Reading list: The Confusion Test in European Trade Mark Law

Ilanah Fhima & Dev S. Gangjee, The Confusion Test in
European Trade Mark Law
(2019)

A very helpful overview. From a US perspective, offers real
insights into how a system of registration primacy differs from a system of use
primacy. A couple of points that I specifically noted: the authors conclude,
based on “a substantial number of cases,” that courts that consider similarity
of marks first are more likely to find confusion. “This is because once the
tribunal has invested the effort in conducting the highly case-specific
comparison of the marks and found them to be similar, it is less likely to
dismiss confusion based on the comparatively formalistic comparison of goods. On
the other hand, if goods are considered first, it is easier to place more
reliance on this element of the test without having one’s perception clouded by
the work done to compare the marks.” I’m not sure one could say the same about
US cases.

It’s also striking how comparatively little distinctiveness
of the mark, or of shared elements of the parties’ marks, matters in the
European analysis versus US analysis, which is more likely to give a narrower
scope to a weaker mark. (Both approaches give broader scope to especially
strong marks, but European cases seem less willing to do the inverse.) That may
be something that relates to use-based versus registration-based approaches. As
the authors report, an analysis of European General Court decisions found “that
the distinctiveness of the senior mark had very little if any bearing on the
outcome of cases” and “visual similarity of marks played the greatest role in
assessing similarity of marks.” (As they note later, visual similarity may loom
larger in Europe because of language differences—for those who don’t understand
the meaning of a word in another language, conceptual similarity doesn’t really
matter.)

Unlike US cases, in Europe, distinctiveness (or relative
lack thereof) “cannot override the importance of similarity of marks and of
goods,” and the court often rests on similarity of marks and goods only,
wihtout reaching any result on “what the mark’s level of distinctiveness
actually was.” Language differences also inform this result: even where the
majority of EU languages would consider a common element to be descriptive, if
some might not, the doctrine indicates that people who used those languages
would perceive greater similarity and therefore face a greater likelihood of
confusion. As the authors conclude, “[t]he undesirable consequence of this
approach to global appreciation is to grant a broad legal monopoly to ‘weak’
marks.” The CJEU shows the greatest favoritism to weak marks, whereas the
EUIPO, national registries, and national courts “are more sceptical and seek to
narrow the scope of protection for such marks.”
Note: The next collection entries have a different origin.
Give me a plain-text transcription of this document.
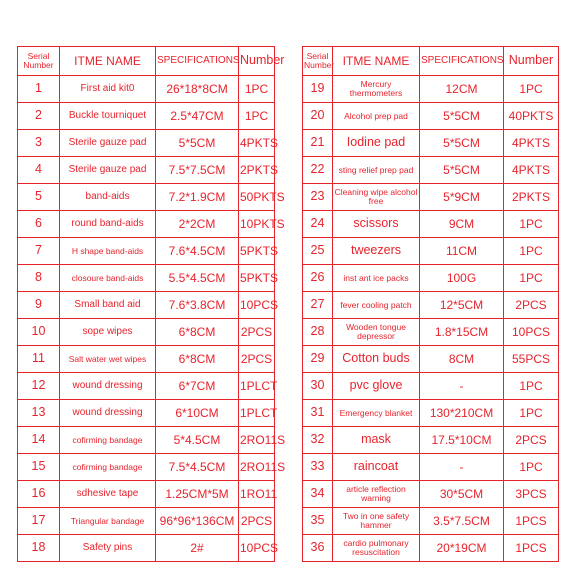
Serial Number	ITME NAME	SPECIFICATIONS	Number
1	First aid kit0	26*18*8CM	1PC
2	Buckle tourniquet	2.5*47CM	1PC
3	Sterile gauze pad	5*5CM	4PKTS
4	Sterile gauze pad	7.5*7.5CM	2PKTS
5	band-aids	7.2*1.9CM	50PKTS
6	round band-aids	2*2CM	10PKTS
7	H shape band-aids	7.6*4.5CM	5PKTS
8	closoure band-aids	5.5*4.5CM	5PKTS
9	Small band aid	7.6*3.8CM	10PCS
10	sope wipes	6*8CM	2PCS
11	Salt water wet wipes	6*8CM	2PCS
12	wound dressing	6*7CM	1PLCT
13	wound dressing	6*10CM	1PLCT
14	cofirming bandage	5*4.5CM	2RO11S
15	cofirming bandage	7.5*4.5CM	2RO11S
16	sdhesive tape	1.25CM*5M	1RO11
17	Triangular bandage	96*96*136CM	2PCS
18	Safety pins	2#	10PCS
Serial Number	ITME NAME	SPECIFICATIONS	Number
19	Mercury thermometers	12CM	1PC
20	Alcohol prep pad	5*5CM	40PKTS
21	Iodine pad	5*5CM	4PKTS
22	sting relief prep pad	5*5CM	4PKTS
23	Cleaning wipe alcohol free	5*9CM	2PKTS
24	scissors	9CM	1PC
25	tweezers	11CM	1PC
26	inst ant ice packs	100G	1PC
27	fever cooling patch	12*5CM	2PCS
28	Wooden tongue depressor	1.8*15CM	10PCS
29	Cotton buds	8CM	55PCS
30	pvc glove	-	1PC
31	Emergency blanket	130*210CM	1PC
32	mask	17.5*10CM	2PCS
33	raincoat	-	1PC
34	article reflection warning	30*5CM	3PCS
35	Two in one safety hammer	3.5*7.5CM	1PCS
36	cardio pulmonary resuscitation	20*19CM	1PCS
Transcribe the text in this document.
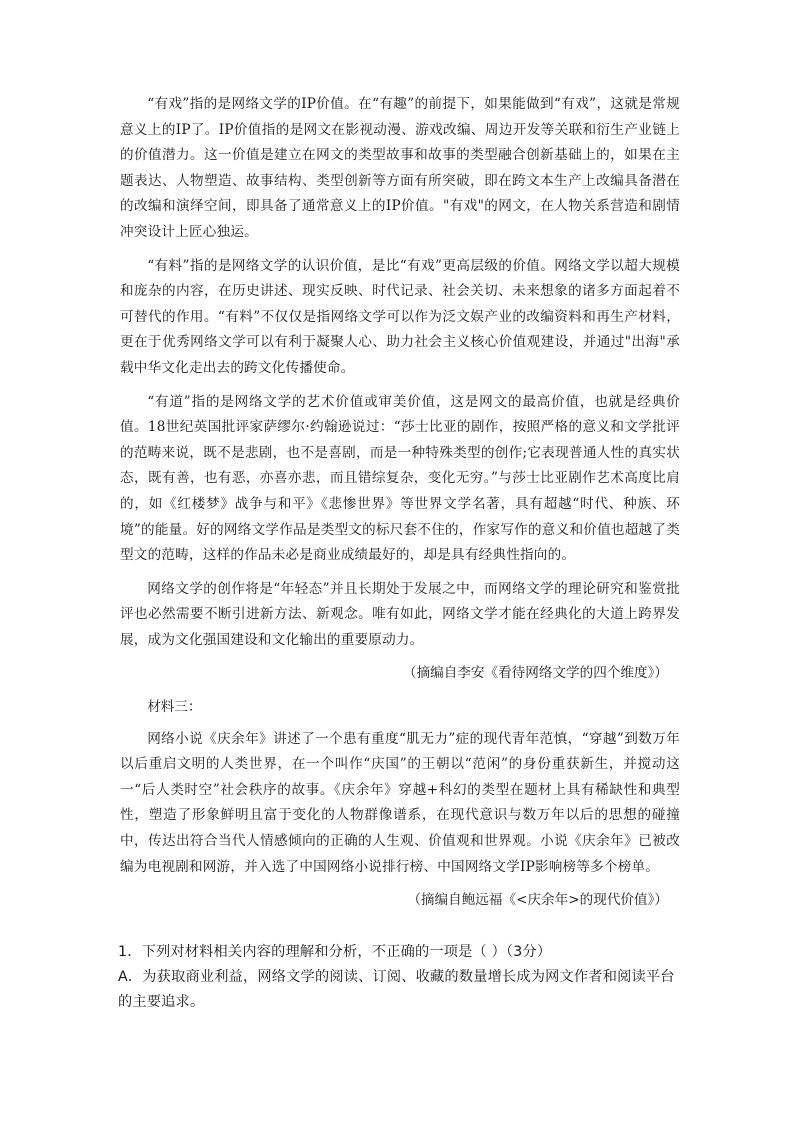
“有戏”指的是网络文学的IP价值。在“有趣”的前提下，如果能做到“有戏”，这就是常规意义上的IP了。IP价值指的是网文在影视动漫、游戏改编、周边开发等关联和衍生产业链上的价值潜力。这一价值是建立在网文的类型故事和故事的类型融合创新基础上的，如果在主题表达、人物塑造、故事结构、类型创新等方面有所突破，即在跨文本生产上改编具备潜在的改编和演绎空间，即具备了通常意义上的IP价值。"有戏"的网文，在人物关系营造和剧情冲突设计上匠心独运。

“有料”指的是网络文学的认识价值，是比“有戏”更高层级的价值。网络文学以超大规模和庞杂的内容，在历史讲述、现实反映、时代记录、社会关切、未来想象的诸多方面起着不可替代的作用。“有料”不仅仅是指网络文学可以作为泛文娱产业的改编资料和再生产材料，更在于优秀网络文学可以有利于凝聚人心、助力社会主义核心价值观建设，并通过"出海"承载中华文化走出去的跨文化传播使命。

“有道”指的是网络文学的艺术价值或审美价值，这是网文的最高价值，也就是经典价值。18世纪英国批评家萨缪尔·约翰逊说过：“莎士比亚的剧作，按照严格的意义和文学批评的范畴来说，既不是悲剧，也不是喜剧，而是一种特殊类型的创作;它表现普通人性的真实状态，既有善，也有恶，亦喜亦悲，而且错综复杂，变化无穷。”与莎士比亚剧作艺术高度比肩的，如《红楼梦》战争与和平》《悲惨世界》等世界文学名著，具有超越“时代、种族、环境”的能量。好的网络文学作品是类型文的标尺套不住的，作家写作的意义和价值也超越了类型文的范畴，这样的作品未必是商业成绩最好的，却是具有经典性指向的。

网络文学的创作将是“年轻态”并且长期处于发展之中，而网络文学的理论研究和鉴赏批评也必然需要不断引进新方法、新观念。唯有如此，网络文学才能在经典化的大道上跨界发展，成为文化强国建设和文化输出的重要原动力。

（摘编自李安《看待网络文学的四个维度》）

材料三：

网络小说《庆余年》讲述了一个患有重度“肌无力”症的现代青年范慎，“穿越”到数万年以后重启文明的人类世界，在一个叫作“庆国”的王朝以“范闲”的身份重获新生，并搅动这一“后人类时空”社会秩序的故事。《庆余年》穿越+科幻的类型在题材上具有稀缺性和典型性，塑造了形象鲜明且富于变化的人物群像谱系，在现代意识与数万年以后的思想的碰撞中，传达出符合当代人情感倾向的正确的人生观、价值观和世界观。小说《庆余年》已被改编为电视剧和网游，并入选了中国网络小说排行榜、中国网络文学IP影响榜等多个榜单。

（摘编自鲍远福《<庆余年>的现代价值》）

1．下列对材料相关内容的理解和分析，不正确的一项是（ ）（3分）

A．为获取商业利益，网络文学的阅读、订阅、收藏的数量增长成为网文作者和阅读平台的主要追求。
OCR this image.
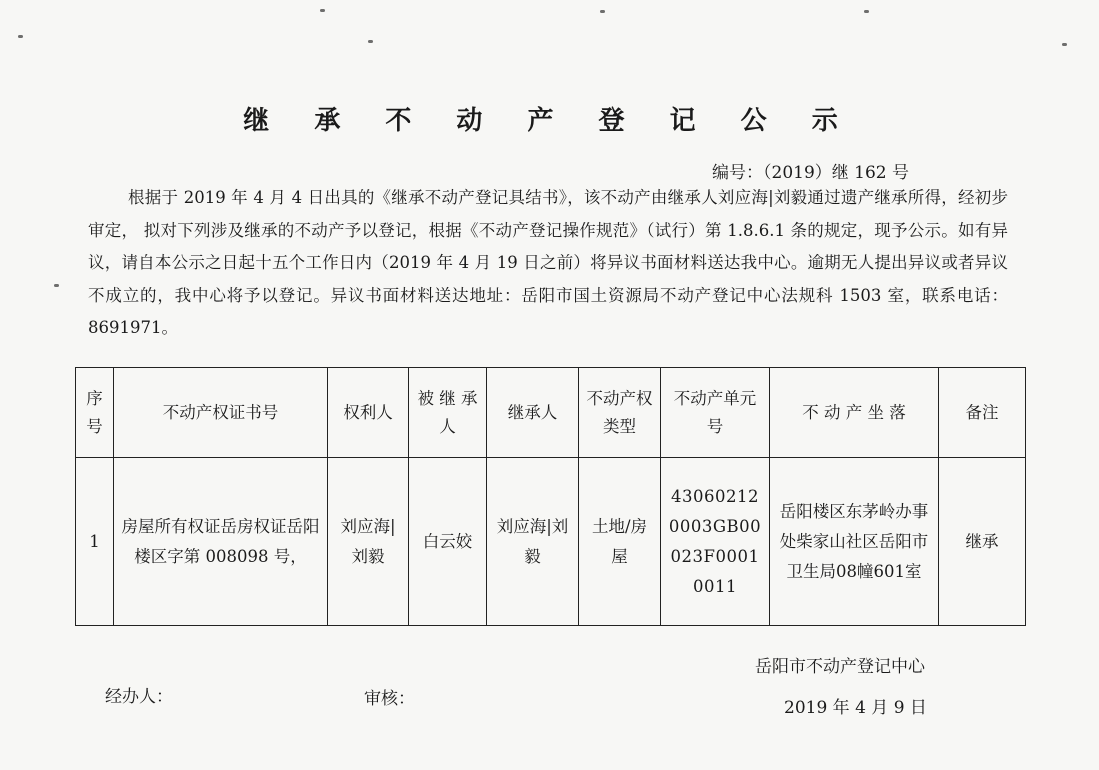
继 承 不 动 产 登 记 公 示
编号：（2019）继 162 号
根据于 2019 年 4 月 4 日出具的《继承不动产登记具结书》，该不动产由继承人刘应海|刘毅通过遗产继承所得，经初步审定， 拟对下列涉及继承的不动产予以登记，根据《不动产登记操作规范》（试行）第 1.8.6.1 条的规定，现予公示。如有异议，请自本公示之日起十五个工作日内（2019 年 4 月 19 日之前）将异议书面材料送达我中心。逾期无人提出异议或者异议不成立的，我中心将予以登记。异议书面材料送达地址：岳阳市国土资源局不动产登记中心法规科 1503 室，联系电话：8691971。
序号	不动产权证书号	权利人	被 继 承 人	继承人	不动产权类型	不动产单元号	不 动 产 坐 落	备注
1	房屋所有权证岳房权证岳阳楼区字第 008098 号，	刘应海|刘毅	白云姣	刘应海|刘毅	土地/房屋	430602120003GB00023F00010011	岳阳楼区东茅岭办事处柴家山社区岳阳市卫生局08幢601室	继承
岳阳市不动产登记中心
经办人：	审核：	2019 年 4 月 9 日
Also, some useful statistics: As of mid-2018, “shapes or
three-dimensional marks constituted 0.55% (10,279) of EUTM applications and
0.41% (6,231) of registrations, while pure colours constituted 0.01% (104) of
EUTM applications and 0.01% (95) of registrations.” And I appreciated the point
that “the most revealing indicator of the commercial significance of colour and
external packaging marks is the extent to which the tobacco industry has sought
to preserve them” in its pitched battle against plain packaging requirements.